Reputation: 23
Given a data frame df:
Column A: [0, 1, 3, 4, 6]
Column B: [0, 0, 0, 0, 0]
The goal is to conditionally replace values in column B. If column A's values exist in a set assginedToA
, we replace the corresponding values in column B with a constant b
.
For example: if b=1 and assignedToA={1,4}, the result would be
Column A: [0, 1, 3, 4, 6]
Column B: [0, 1, 0, 1, 0]
My code for finding the A values and write B values into it looks like this:
df.loc[df['A'].isin(assignedToA),'B']=b
This code works, but it is really slow for a huge dataframe.

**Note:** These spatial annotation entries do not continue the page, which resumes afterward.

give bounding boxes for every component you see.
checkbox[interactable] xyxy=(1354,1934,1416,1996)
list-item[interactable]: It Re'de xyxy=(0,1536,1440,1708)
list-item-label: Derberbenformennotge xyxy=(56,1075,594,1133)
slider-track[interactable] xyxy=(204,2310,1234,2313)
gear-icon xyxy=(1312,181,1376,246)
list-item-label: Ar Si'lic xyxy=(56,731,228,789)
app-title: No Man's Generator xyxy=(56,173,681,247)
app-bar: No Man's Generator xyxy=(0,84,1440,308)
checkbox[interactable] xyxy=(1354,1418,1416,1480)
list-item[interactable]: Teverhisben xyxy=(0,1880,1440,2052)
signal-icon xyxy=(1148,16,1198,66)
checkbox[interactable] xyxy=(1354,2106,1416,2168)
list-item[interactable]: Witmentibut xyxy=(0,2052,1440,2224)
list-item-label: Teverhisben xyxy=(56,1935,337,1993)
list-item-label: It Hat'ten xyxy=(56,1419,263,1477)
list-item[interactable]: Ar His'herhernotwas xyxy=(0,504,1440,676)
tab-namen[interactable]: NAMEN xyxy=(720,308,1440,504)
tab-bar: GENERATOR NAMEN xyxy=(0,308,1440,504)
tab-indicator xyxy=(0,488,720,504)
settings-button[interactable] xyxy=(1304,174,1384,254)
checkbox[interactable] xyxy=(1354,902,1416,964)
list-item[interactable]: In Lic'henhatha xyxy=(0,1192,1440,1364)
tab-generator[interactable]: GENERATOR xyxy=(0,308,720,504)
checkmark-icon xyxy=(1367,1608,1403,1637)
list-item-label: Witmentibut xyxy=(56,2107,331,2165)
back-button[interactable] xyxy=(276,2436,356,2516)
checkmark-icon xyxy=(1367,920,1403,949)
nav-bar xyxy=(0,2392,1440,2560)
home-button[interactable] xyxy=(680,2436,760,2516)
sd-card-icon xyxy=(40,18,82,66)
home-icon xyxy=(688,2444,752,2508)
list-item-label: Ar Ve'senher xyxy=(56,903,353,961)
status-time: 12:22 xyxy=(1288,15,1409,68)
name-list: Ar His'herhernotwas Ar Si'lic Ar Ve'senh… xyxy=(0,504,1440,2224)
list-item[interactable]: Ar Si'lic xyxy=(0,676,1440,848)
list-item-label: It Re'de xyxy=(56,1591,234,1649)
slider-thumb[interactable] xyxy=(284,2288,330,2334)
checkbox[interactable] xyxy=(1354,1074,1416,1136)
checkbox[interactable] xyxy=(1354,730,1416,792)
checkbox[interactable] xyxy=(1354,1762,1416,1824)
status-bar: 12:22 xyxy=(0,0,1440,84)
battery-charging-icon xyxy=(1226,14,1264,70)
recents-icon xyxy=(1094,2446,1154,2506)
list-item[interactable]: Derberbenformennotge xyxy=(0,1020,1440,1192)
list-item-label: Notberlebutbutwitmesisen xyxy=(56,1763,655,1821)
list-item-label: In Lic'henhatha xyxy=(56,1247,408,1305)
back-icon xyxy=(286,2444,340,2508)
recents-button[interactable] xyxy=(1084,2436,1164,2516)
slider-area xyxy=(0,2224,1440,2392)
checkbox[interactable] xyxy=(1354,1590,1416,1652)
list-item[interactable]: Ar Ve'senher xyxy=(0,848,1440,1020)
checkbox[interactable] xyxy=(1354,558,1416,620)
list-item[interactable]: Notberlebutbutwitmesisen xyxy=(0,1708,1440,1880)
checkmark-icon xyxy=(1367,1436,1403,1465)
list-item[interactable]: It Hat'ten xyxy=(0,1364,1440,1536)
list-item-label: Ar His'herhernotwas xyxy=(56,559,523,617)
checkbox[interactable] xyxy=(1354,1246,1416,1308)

Do you have any advice, how to speed this process up?
The dataframe df has around 5 Million rows and assignedToA
has a maximum of 7 values.
Upvotes: 2
Views: 435
Reputation: 164693
You may find a performance improvement by dropping down to numpy
:
df = pd.DataFrame({'A': [0, 1, 3, 4, 6],
'B': [0, 0, 0, 0, 0]})
def jp(df, vals, k):
B = df['B'].values
B[np.in1d(df['A'], list(vals))] = k
df['B'] = B
return df
def original(df, vals, k):
df.loc[df['A'].isin(vals),'B'] = k
return df
df = pd.concat([df]*100000)
%timeit jp(df, {1, 4}, 1) # 8.55ms
%timeit original(df, {1, 4}, 1) # 16.6ms
Upvotes: 2